China strengthens with signing of world's largest free trade agreement
Li Keqiang, Premier of China and Zhong Shan, Minister of Commerce
Share November 15, 2020 8:24 a.m. Share China strengthens with the signing of the largest free trade agreement in the world Alice Philipson Agence France-Presse Stéphane Delfour Agence France-Presse HANOÏ – Fifteen countries in Asia and the Pacific signed an important trade deal, promoted by China, on the occasion of the closing of a virtual summit of the ASEAN which started on Thursday.
This Regional Comprehensive Economic Partnership (RCEP) is becoming the world's largest trade agreement in terms of Gross Domestic Product, analysts say, and will affect more than two billion people.
It aims to create a gigantic free trade zone between the 10 ASEAN states (Indonesia, Thailand, Singapore, Malaysia, Philippines, Vietnam, Burma, Cambodia, Laos and Brunei), China, Japan, Korea South, Australia and New Zealand.
“I am happy that after eight years of complex negotiations, we can officially end the RCEP negotiations today,” said Vietnamese Prime Minister Nguyen Xuan Phuc, whose country holds the rotating presidency of ASEAN.
This pact, the idea of which dates back to 2012, is seen as the Chinese response to an American initiative that has now been abandoned.
It “consolidates the broader regional geopolitical ambitions of China around the” new silk roads “(” Belt and Road Initiative “in English)”, analyzes Alexander Capri, professor at the Business School of the National University of Singapore.
“It is in a way a complementary element” of this flagship instrument of Beijing's strategy of influence on the world.
“In the current global circumstances, the fact that the RCEP was signed after eight years of negotiations brings a ray of light and hope amid the clouds,” Chinese Premier Li Keqiang said after the virtual signing.
A success for Beijing
“This clearly shows that multilateralism is the right way and represents the right direction of the world economy and the progress of mankind,” he added.
The RCEP, whose members represent 30% of global GDP, will be “a major step in the liberalization of trade and investment” in the region, said Rajiv Biswas, chief economist for Asia and the Pacific of the consultant. IHS Markit.
The signing of this agreement comes in a context of severe economic crisis due to the COVID-19 epidemic for the ten members of the Association of Southeast Asian Nations (ASEAN).
They have high hopes for this agreement, which should allow them to boost their economies by making their products cheaper to export, and by making life easier for their companies through the harmonization of procedures.
But many signatories are still battling the coronavirus and are hoping RCEP will help them cushion the cost of the pandemic, which has put a huge drag on their savings.
Indonesia recently entered its first recession in two decades, while the Philippine economy contracted 11.5% year-on-year in the third quarter of 2020.
“COVID has reminded the region why trade matters and governments are more keen than ever for positive economic growth,” said Deborah Elms, executive director of the Asian Trade Center, a consultancy based in Singapore.
India, the big absent
The agreement also includes intellectual property, but excludes anything relating to the protection of workers and the environment.
India was also due to join this unprecedented trade pact, but decided last year to withdraw from it for fear of seeing cheap Chinese products invade its market.
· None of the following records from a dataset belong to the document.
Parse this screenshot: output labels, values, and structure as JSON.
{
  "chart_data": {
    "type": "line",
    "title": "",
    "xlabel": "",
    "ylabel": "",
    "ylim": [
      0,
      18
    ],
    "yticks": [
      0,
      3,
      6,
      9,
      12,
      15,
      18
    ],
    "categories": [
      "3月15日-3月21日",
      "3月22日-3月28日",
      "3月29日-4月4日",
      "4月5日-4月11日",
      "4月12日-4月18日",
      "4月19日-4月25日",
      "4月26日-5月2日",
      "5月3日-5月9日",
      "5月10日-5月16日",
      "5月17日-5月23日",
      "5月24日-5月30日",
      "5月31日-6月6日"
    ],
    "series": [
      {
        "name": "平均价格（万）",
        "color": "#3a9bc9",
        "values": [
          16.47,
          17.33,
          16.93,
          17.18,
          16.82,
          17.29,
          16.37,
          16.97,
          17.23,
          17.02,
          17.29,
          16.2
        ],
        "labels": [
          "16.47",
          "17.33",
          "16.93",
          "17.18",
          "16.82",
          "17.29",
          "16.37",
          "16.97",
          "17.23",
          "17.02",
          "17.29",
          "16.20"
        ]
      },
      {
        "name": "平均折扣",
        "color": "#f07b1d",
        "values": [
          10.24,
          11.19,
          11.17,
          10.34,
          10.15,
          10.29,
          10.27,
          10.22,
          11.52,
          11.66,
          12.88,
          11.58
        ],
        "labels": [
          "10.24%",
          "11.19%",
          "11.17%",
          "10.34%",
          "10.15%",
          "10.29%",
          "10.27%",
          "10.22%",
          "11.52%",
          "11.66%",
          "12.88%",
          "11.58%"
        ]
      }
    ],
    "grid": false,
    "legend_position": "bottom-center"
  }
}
New Delhi, however, has the option of joining this agreement later.
This trade pact is also widely seen as the way for China to expand its influence in the region and set its rules, after years of passivity on the part of the United States during Donald Trump's presidency.
In January 2017, the latter had withdrawn his country from the major competing project, the Trans-Pacific Free Trade Treaty (TPP), promoted by his Democratic predecessor Barack Obama.
President-elect Joe Biden could nevertheless be more involved in the region, like Barack Obama, judge Alexander Capri.